Friday, March 07, 2008

Un Pot Ter

One of my big problems with the Harry Potter books, aside from the chronically unsympathetic protagonist (really, how do you get your lead so badly wrong?) is that they just don't make any sense. It's as if Rowling came up with some ideas ("Oooh, a dual world of magic and mundanity") without actually thinking any of it through. So there's no attempt to explain how the dual world works, why a school for wizards not only labels a full quarter of the student body as "evil" but actively encourages villainy, and so on. The stories might be good, and the characters (apart from Harry) might be compelling, but the books are just utter nonsense, and they drive me mad.

Un Lun Dun then, is a breath of fresh air (pun intended). One of China Miéville's strengths as a writer has always been his elaborate but thoughtful world-building; sometimes, as in the case of Iron Council, he forgets that we're all here for a story, but the worlds he creates are always interesting. Un Lun Dun has a good old-fashioned (only not) adventure story, a strong cast, including a great "protagonist", and best of all, it all makes wonderful sense. Yes, there's magic, and big slabs of psuedoscience, but there's an internal logic, not only to the ideas, but also to the plotting. It's a bit Neverwhere, a bit Narnia (the good bits), and even a bit Army of Darkness, and it's hugely enjoyable, a book that delights with each new invention or plot development, full of ideas that make me want to stand up and applaud. Great stuff, and I'd be happy to have Miéville write more of these, even if we never see a grown-ups' novel from him ever again.
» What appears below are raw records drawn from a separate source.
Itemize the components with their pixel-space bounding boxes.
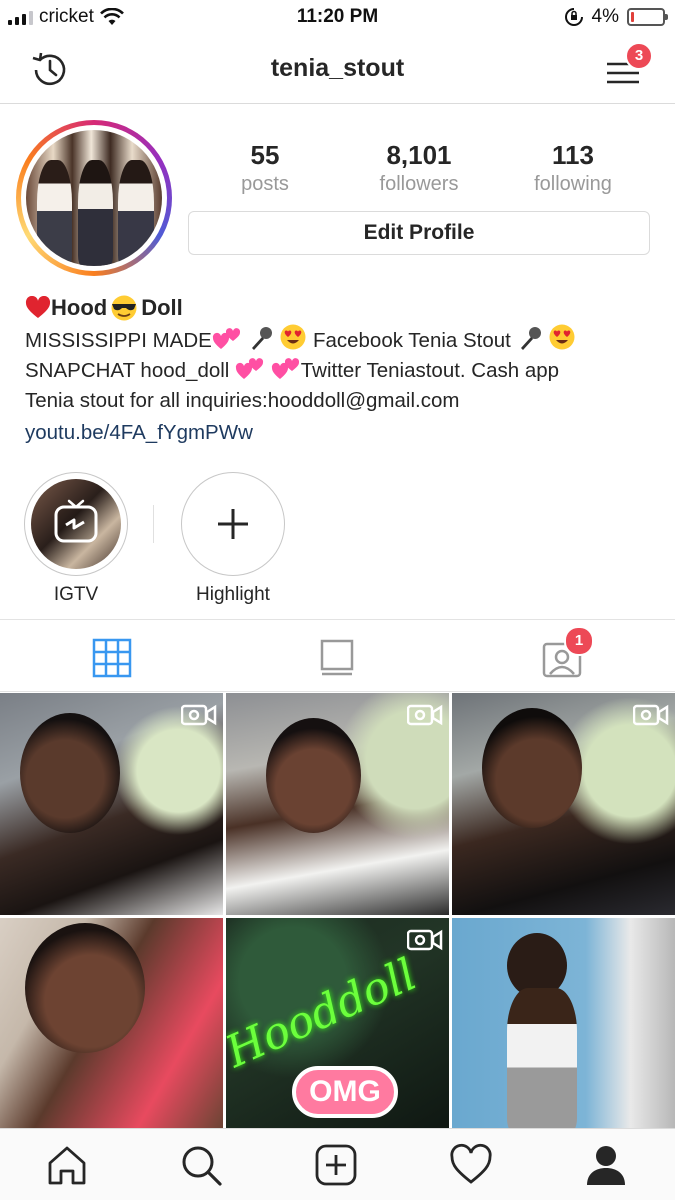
menu-button[interactable]: 3 bbox=[603, 42, 653, 92]
edit-profile-button[interactable]: Edit Profile bbox=[188, 211, 650, 255]
heart-eyes-face-icon bbox=[280, 324, 306, 350]
avatar-photo bbox=[26, 130, 162, 266]
profile-avatar[interactable] bbox=[16, 120, 172, 276]
photo-grid: Hooddoll OMG bbox=[0, 693, 675, 1129]
profile-icon[interactable] bbox=[584, 1143, 628, 1187]
new-highlight-circle bbox=[181, 472, 285, 576]
profile-navbar: tenia_stout 3 bbox=[0, 36, 675, 104]
video-camera-icon bbox=[633, 704, 669, 726]
microphone-icon bbox=[520, 327, 541, 350]
battery-icon bbox=[627, 8, 668, 26]
grid-post[interactable] bbox=[452, 693, 675, 915]
grid-view-icon[interactable] bbox=[92, 638, 132, 678]
following-stat[interactable]: 113 following bbox=[496, 140, 650, 196]
grid-post[interactable] bbox=[452, 918, 675, 1129]
grid-post[interactable] bbox=[226, 693, 449, 915]
posts-stat[interactable]: 55 posts bbox=[188, 140, 342, 196]
highlight-label: Highlight bbox=[196, 584, 270, 605]
profile-stats: 55 posts 8,101 followers 113 following bbox=[188, 140, 650, 196]
igtv-icon bbox=[54, 499, 98, 543]
battery-percent: 4% bbox=[591, 6, 619, 27]
grid-post[interactable] bbox=[0, 693, 223, 915]
two-hearts-icon bbox=[271, 358, 299, 379]
grid-post[interactable] bbox=[0, 918, 223, 1129]
following-label: following bbox=[534, 173, 612, 195]
two-hearts-icon bbox=[235, 358, 264, 379]
posts-count: 55 bbox=[250, 140, 280, 170]
heart-eyes-face-icon bbox=[549, 324, 575, 350]
status-bar: cricket 11:20 PM 4% bbox=[0, 0, 675, 36]
grid-post[interactable]: Hooddoll OMG bbox=[226, 918, 449, 1129]
red-heart-icon bbox=[25, 296, 51, 318]
posts-label: posts bbox=[241, 173, 289, 195]
microphone-icon bbox=[251, 327, 272, 350]
highlight-new[interactable]: Highlight bbox=[181, 472, 285, 606]
bio-line-1: MISSISSIPPI MADE Facebook Tenia Stout bbox=[25, 323, 655, 356]
followers-count: 8,101 bbox=[386, 140, 452, 170]
two-hearts-icon bbox=[212, 328, 240, 349]
orientation-lock-icon bbox=[564, 8, 583, 26]
omg-sticker: OMG bbox=[292, 1066, 398, 1118]
igtv-highlight-circle bbox=[24, 472, 128, 576]
highlight-igtv[interactable]: IGTV bbox=[24, 472, 128, 606]
bio-line-3: Tenia stout for all inquiries:hooddoll@g… bbox=[25, 389, 460, 412]
highlights-divider bbox=[153, 505, 154, 543]
home-icon[interactable] bbox=[45, 1143, 89, 1187]
profile-username: tenia_stout bbox=[270, 54, 405, 82]
following-count: 113 bbox=[552, 140, 594, 170]
tagged-notification-badge: 1 bbox=[564, 626, 594, 656]
bio-website-link[interactable]: youtu.be/4FA_fYgmPWw bbox=[25, 418, 655, 448]
display-name: Hood Doll bbox=[25, 293, 655, 323]
hooddoll-script-text: Hooddoll bbox=[226, 949, 424, 1078]
video-camera-icon bbox=[407, 704, 443, 726]
profile-tabs: 1 bbox=[0, 619, 675, 692]
menu-notification-badge: 3 bbox=[625, 42, 653, 70]
sunglasses-face-icon bbox=[111, 295, 137, 321]
igtv-label: IGTV bbox=[53, 584, 99, 605]
followers-stat[interactable]: 8,101 followers bbox=[342, 140, 496, 196]
search-icon[interactable] bbox=[179, 1143, 223, 1187]
profile-bio: Hood Doll MISSISSIPPI MADE Facebook Teni… bbox=[25, 293, 655, 448]
bottom-navigation bbox=[0, 1128, 675, 1200]
new-post-icon[interactable] bbox=[314, 1143, 358, 1187]
bio-line-2: SNAPCHAT hood_doll Twitter Teniastout. C… bbox=[25, 358, 560, 382]
list-view-icon[interactable] bbox=[318, 638, 358, 678]
video-camera-icon bbox=[407, 929, 443, 951]
activity-heart-icon[interactable] bbox=[449, 1143, 493, 1187]
plus-icon bbox=[218, 509, 248, 539]
followers-label: followers bbox=[379, 173, 459, 195]
video-camera-icon bbox=[181, 704, 217, 726]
  1. Sorry to disagree, Kelvin, but I've made it through about 150 pages of this book and I think I have to stop. If the wink-wink-nudge-nudge-silly-spelling punny names weren't bad enough (Klinneract, anyone? Gag. Pun NOT intended, unlike on every page of this book) I can not get excited about a book that throws seventy five silly characters at you in five seconds and expects you to care about them through 100 pages of silly peril right off the bat.

    In the interest of fairness, having watched you slog through The Blind Assassin, I will finish, but I am very skeptical.

    Although I have to admit "binja" got an out-loud laugh.

  2. Unfortunately your opinion doesn't matter because (a) you have no joy in your soul, and (b) you like the Potter atrocities, so clearly you have nothing approaching taste.

    My point stands.

  3. Coming from you, I assume that "having no joy in my soul" is actually a very strong compliment, so thank you kindly.

    Yes, I like Harry Potter, but I am reasonable enough to like something for its good qualities, assuming they outweigh the bad ones, which is true in that case. I had to reread a couple of HPs from the earlier years on the train from Vienna to Venice, since those were the only books in english in the station bookstore (aside from series thriller novels that I would rather eat than read), and in the middle of the night all I had to think about was how it made no sense that the wizards used trains and didn't actually learn how to read or write after the age of 11. But many redeeming factors. You just don't like the hype. I was once the same.

    Say all the mean things you want, I know you secretly love me!

  4. I don't like the hype, no, because there are far more deserving books out there.

    But I also don't like the books, because they're trashy nonsense and they make no sense.

    Now, they do have jaunty plots, but that's not enough to actually make them "good".